The median sales price of existing single-family homes rose 22.9% to $357,900 in the second quarter versus the same period a year earlier, boosting the value of buyers’ investments primarily in the San Francisco and New York metropolitan areas.

The boom in telecommuting and government stimulus measures led to an increase in appetite for housing in the sun and beach destinations such as South Florida, where home sales rose 20% last year thanks to the fact that the value per square meter is one of the most attractive in the country at close to US$2,200.

There, unlike other markets in the country, the supply is diversifying in the face of a growing demand for more and more alternatives in segments such as single-family homes, condominiums, and luxury homes, those whose initial cost is around US$1 million. In addition, it has an additional advantage represented by the fact that since there is no state tax, it can generate savings of up to 15% in the payment of income tax.

Foreign appetite

Between April 2020 and March of this year, foreign investments in existing homes in the U.S. totaled US$54.4 billion, equivalent to 107,000 properties, and the average sales price was US$351,800.

Precisely, Florida is at the top of the most attractive destinations for foreign homebuyers in the country with 21% of all international purchases, followed by the states of California (16%), Texas (9%), Arizona (5%), and New Jersey and New York, both with 4%, according to NAR figures.

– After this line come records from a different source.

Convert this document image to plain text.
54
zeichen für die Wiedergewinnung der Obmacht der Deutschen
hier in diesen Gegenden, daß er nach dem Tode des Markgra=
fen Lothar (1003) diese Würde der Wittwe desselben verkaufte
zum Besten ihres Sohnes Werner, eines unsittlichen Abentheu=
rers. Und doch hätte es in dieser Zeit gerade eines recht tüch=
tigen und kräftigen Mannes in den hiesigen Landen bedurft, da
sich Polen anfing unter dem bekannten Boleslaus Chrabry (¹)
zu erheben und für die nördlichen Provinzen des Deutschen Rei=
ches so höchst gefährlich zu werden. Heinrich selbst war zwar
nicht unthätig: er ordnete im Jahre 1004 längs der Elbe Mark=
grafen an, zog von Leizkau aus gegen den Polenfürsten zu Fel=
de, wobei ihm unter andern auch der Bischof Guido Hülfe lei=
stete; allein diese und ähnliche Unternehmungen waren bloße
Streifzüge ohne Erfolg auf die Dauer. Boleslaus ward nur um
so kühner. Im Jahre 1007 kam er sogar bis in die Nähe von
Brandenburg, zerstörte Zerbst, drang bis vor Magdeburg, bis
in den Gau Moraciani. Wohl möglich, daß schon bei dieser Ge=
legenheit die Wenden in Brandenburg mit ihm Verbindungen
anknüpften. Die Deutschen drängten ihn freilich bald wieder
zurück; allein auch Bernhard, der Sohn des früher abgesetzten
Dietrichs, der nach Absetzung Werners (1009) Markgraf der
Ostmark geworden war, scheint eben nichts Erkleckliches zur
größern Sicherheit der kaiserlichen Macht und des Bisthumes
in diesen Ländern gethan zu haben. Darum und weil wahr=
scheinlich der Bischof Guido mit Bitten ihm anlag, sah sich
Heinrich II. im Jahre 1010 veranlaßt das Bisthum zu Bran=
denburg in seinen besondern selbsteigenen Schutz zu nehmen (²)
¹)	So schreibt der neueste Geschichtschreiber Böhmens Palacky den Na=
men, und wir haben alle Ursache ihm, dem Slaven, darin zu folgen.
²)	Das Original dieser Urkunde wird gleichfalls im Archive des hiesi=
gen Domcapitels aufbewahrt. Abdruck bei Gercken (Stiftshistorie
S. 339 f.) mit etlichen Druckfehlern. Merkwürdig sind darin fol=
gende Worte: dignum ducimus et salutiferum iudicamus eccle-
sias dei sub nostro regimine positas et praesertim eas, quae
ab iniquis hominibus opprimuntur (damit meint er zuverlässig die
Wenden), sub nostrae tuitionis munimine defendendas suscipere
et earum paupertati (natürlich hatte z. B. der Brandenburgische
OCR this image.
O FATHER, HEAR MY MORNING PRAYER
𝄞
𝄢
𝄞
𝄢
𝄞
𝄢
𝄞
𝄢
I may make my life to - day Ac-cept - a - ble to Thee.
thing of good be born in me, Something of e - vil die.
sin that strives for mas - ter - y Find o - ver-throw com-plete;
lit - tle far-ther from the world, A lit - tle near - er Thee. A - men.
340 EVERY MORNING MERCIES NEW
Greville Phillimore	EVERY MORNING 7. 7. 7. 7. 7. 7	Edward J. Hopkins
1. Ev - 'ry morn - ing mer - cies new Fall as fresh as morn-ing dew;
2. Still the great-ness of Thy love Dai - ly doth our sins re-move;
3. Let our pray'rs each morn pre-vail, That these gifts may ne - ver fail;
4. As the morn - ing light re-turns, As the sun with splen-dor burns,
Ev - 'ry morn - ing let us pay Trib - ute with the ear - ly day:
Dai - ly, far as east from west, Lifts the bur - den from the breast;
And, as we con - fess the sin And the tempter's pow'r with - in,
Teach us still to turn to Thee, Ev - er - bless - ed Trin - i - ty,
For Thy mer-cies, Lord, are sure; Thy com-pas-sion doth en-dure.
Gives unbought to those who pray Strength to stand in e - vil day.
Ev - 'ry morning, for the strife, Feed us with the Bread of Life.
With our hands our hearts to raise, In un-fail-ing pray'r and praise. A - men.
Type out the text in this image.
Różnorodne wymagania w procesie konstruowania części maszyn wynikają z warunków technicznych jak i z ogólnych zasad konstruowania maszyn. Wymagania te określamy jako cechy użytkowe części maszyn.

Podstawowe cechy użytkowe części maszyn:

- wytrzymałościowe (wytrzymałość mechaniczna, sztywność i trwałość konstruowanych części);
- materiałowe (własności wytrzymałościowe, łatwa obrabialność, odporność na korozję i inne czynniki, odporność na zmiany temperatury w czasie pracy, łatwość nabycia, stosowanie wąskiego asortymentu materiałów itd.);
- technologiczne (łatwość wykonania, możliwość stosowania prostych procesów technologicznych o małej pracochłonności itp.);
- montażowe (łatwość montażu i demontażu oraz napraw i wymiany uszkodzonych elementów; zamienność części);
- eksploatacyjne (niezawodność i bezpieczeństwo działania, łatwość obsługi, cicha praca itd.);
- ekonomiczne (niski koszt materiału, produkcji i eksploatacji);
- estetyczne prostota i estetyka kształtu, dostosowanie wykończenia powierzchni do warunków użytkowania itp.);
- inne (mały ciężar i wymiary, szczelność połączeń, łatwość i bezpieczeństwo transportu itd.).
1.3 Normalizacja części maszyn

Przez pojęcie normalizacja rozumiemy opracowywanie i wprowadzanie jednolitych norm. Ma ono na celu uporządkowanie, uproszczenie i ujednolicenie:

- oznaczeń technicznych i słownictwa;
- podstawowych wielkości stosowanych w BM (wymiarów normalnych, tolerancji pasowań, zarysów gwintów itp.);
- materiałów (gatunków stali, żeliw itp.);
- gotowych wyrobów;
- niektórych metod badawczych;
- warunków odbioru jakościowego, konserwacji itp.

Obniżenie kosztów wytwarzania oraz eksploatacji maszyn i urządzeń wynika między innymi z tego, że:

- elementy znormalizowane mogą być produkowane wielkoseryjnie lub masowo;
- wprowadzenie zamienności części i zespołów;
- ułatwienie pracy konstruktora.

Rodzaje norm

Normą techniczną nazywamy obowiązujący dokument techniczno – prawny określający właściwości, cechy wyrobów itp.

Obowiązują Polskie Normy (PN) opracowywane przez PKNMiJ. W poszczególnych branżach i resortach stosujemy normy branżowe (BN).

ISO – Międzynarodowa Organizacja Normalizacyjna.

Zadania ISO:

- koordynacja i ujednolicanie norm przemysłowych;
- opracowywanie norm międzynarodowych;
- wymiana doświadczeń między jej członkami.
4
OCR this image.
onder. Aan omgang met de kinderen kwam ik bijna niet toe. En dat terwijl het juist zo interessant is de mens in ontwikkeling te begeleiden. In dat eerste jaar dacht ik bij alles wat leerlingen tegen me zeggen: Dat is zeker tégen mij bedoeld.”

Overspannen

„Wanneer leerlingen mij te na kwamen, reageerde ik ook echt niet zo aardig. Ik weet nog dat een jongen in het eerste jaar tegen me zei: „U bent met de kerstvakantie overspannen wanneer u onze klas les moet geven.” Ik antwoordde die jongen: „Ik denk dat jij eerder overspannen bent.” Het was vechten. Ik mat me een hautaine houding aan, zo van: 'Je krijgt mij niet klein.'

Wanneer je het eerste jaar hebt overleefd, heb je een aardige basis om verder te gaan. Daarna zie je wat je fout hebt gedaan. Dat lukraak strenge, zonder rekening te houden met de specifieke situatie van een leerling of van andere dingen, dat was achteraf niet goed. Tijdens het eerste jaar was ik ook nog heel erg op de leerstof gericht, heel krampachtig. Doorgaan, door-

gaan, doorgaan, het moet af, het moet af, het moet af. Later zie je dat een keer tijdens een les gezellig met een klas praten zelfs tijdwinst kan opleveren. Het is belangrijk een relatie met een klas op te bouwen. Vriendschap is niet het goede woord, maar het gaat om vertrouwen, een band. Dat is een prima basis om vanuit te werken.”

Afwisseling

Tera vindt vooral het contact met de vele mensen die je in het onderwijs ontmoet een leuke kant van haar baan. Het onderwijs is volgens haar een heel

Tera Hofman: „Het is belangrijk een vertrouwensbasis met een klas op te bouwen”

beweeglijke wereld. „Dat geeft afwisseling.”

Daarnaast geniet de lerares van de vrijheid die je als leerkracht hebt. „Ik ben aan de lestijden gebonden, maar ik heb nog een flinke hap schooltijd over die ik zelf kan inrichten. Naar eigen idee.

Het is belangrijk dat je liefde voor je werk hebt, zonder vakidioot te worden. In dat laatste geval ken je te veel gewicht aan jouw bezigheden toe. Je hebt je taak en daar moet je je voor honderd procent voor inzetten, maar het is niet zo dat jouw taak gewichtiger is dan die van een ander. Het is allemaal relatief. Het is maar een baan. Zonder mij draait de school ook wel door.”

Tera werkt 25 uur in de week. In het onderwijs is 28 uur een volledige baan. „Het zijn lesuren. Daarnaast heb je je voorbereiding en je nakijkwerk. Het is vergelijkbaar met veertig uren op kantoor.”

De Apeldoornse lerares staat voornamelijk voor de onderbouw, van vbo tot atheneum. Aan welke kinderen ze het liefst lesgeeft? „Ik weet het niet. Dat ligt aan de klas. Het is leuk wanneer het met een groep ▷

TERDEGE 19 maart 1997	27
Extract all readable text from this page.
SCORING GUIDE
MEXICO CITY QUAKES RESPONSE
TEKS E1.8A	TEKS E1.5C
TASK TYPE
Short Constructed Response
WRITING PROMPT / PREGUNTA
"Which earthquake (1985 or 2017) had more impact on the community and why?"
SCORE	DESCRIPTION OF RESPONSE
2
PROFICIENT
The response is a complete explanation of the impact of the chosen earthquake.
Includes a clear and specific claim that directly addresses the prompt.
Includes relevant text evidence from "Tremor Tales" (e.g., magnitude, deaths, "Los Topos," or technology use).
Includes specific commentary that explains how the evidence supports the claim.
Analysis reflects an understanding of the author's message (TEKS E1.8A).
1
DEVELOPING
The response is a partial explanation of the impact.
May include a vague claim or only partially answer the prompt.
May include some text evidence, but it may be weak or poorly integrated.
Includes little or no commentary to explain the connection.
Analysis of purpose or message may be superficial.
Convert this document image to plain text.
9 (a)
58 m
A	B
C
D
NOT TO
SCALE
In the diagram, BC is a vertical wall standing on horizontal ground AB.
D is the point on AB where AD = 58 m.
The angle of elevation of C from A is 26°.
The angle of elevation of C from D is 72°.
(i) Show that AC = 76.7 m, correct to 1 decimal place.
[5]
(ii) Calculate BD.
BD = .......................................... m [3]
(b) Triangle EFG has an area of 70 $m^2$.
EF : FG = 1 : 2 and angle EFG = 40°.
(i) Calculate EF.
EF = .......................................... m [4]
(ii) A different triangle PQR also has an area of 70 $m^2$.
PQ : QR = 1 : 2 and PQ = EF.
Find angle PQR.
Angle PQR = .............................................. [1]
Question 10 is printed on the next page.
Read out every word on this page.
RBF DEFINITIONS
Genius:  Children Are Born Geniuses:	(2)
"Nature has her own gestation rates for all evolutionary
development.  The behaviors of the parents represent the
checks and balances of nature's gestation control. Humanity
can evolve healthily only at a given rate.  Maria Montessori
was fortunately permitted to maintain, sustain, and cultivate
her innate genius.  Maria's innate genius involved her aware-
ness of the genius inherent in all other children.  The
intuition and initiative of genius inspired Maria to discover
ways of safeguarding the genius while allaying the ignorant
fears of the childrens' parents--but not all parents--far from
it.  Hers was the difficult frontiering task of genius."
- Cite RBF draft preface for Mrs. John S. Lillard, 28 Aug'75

And in terms of buyers, the most prominent investors in that period came from China (US$4.5 billion), Canada (US$4.2 billion), India (US$3.1 billion), Mexico (US$2.9 billion), and the United Kingdom (US$2.7 billion).

NAR Chief Economist Lawrence Yun believes that “as travel restrictions are relaxed and foreign students return to U.S. universities over the next year, there is likely to be some growth in foreign buying of U.S. real estate.”

New real estate trends attracting investors

The pandemic accelerated several consumer trends and drove industries such as e-commerce to record numbers, leading in turn to increased demand for distribution and logistics space.

Several Latin American companies are now strengthening their e-commerce channels. They are looking to facilitate their distribution strategy in critical markets for their operations, such as South Florida with their warehouses.

The growing space requirements resulting from the e-commerce boom, whose revenues exceeded US$431 billion in the U.S. in 2020, will lead to an additional 28,500 warehouses being added worldwide over the next five years, bringing the total to 180,000.

And in that year, the United States, China, Japan, India, and Germany are expected to account for more than half of the warehouse infrastructure stock. The key to understanding the phenomenon’s scale is that for every $1 billion in online sales, 1 million square feet of warehousing will be required, according to a report by Interact Analysis.

On the other hand, as the economic recovery progresses in the different markets, a marked trend towards labor flexibility is expected, which will lead to a greater need for the development of shared spaces in the office market.

According to JLL, means that “offices must be redesigned to adapt to new work patterns, while the concept of the ‘close office’ (satellite offices close to where people live) is also on the rise.

In this regard, the global collaborative work market is to reach 36,000 flexible spaces and grow at more than 4.5% by 2025 with the momentum of markets such as the U.S. and China.